ジュンは切り捨てるように顔を背けた。――その苦い顔が、いつもの仏頂面以上の意味を隠していることを知られないために。
「お前は、罰を受けるべきじゃないのか?」
「あはは、そうだね。――でも、私はそんなもの受けてあげない。嫌だから。――ねぇ、私は罪人なんでしょ、ジュン? 罪人だから、ジュンを誘惑して、最後に傷つけたい……、そんなことも考えた」
――なんのために恋をするんだ?
――自分のためだけに、一方的に恋をするのか?
心に浮かぶ疑問、しかしジュンは口には出さない。口に出せば、彼女と向かい合ってしまうような気がしたから。

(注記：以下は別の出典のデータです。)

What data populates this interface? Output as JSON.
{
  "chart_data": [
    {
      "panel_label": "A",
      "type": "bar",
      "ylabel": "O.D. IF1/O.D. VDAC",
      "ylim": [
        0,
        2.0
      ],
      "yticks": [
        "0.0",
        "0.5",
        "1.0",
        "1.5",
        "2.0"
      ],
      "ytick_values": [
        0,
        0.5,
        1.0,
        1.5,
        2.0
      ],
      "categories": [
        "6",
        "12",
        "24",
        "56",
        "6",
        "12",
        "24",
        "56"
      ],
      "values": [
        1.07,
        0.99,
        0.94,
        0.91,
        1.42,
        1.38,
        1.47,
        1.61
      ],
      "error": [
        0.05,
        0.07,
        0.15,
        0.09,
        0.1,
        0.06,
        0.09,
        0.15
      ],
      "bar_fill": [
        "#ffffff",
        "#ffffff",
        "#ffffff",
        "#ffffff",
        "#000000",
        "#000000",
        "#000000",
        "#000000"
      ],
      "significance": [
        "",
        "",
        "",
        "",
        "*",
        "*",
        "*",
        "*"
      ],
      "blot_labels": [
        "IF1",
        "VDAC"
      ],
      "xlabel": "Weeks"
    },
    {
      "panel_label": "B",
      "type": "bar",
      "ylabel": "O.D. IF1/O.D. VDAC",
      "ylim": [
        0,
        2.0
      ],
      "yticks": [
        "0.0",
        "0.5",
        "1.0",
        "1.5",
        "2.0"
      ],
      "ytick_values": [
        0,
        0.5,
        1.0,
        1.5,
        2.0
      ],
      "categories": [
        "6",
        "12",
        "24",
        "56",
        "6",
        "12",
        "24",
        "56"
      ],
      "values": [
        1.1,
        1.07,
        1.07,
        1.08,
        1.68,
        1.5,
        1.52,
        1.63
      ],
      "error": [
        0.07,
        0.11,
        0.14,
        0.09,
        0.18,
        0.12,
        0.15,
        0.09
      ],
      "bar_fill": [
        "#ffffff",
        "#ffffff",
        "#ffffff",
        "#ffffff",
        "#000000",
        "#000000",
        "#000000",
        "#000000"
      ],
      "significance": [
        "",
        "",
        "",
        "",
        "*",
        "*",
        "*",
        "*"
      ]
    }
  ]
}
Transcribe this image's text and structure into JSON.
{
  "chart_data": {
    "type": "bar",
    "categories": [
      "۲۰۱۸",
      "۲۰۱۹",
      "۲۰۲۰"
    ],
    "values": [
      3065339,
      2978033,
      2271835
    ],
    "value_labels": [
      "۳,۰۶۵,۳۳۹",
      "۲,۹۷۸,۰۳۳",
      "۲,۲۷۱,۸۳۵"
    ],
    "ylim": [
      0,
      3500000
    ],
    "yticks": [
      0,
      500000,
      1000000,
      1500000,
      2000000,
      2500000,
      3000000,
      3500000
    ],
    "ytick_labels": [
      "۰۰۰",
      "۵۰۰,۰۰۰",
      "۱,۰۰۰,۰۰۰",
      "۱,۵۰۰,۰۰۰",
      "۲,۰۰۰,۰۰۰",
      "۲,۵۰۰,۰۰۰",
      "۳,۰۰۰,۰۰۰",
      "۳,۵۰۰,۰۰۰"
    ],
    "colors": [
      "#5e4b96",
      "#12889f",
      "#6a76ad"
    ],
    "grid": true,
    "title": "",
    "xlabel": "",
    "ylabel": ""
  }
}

「あー、でもうまく言えないな、この気持ち。一応、初恋だからね、ジュン」
「……俺は寝る。もうこれいじょう話しかけるな」
カミエの言葉を無視して、ジュンは言った。――もう今は、これ以上、彼女の言葉と冷静に、冷淡に向き合うのは無理だったから。
「そう。――おやすみ、ジュン」
カミエは優しい、優しい声で言った。
光を放つ宝石の魔術を切ると、深い闇がすみやかに二人を包んだ。
それは深淵と呼ぶにふさわしいほど、深く、黒く、絶望的なまでに昏い闇。だが、ジュンの心は自然と緊張しなかった。すうすう……と静かに聞こえる、カミエの呼吸が闇の恐怖も意識させなかった。
――俺は、お前を愛したりはしない。
やっぱり和服がいいなあ、と
書きながら思っていました。でも今回はステレオタイプなファンタジーなのです。名前は日本人ですが、今時はそういうのも珍しくないようですね。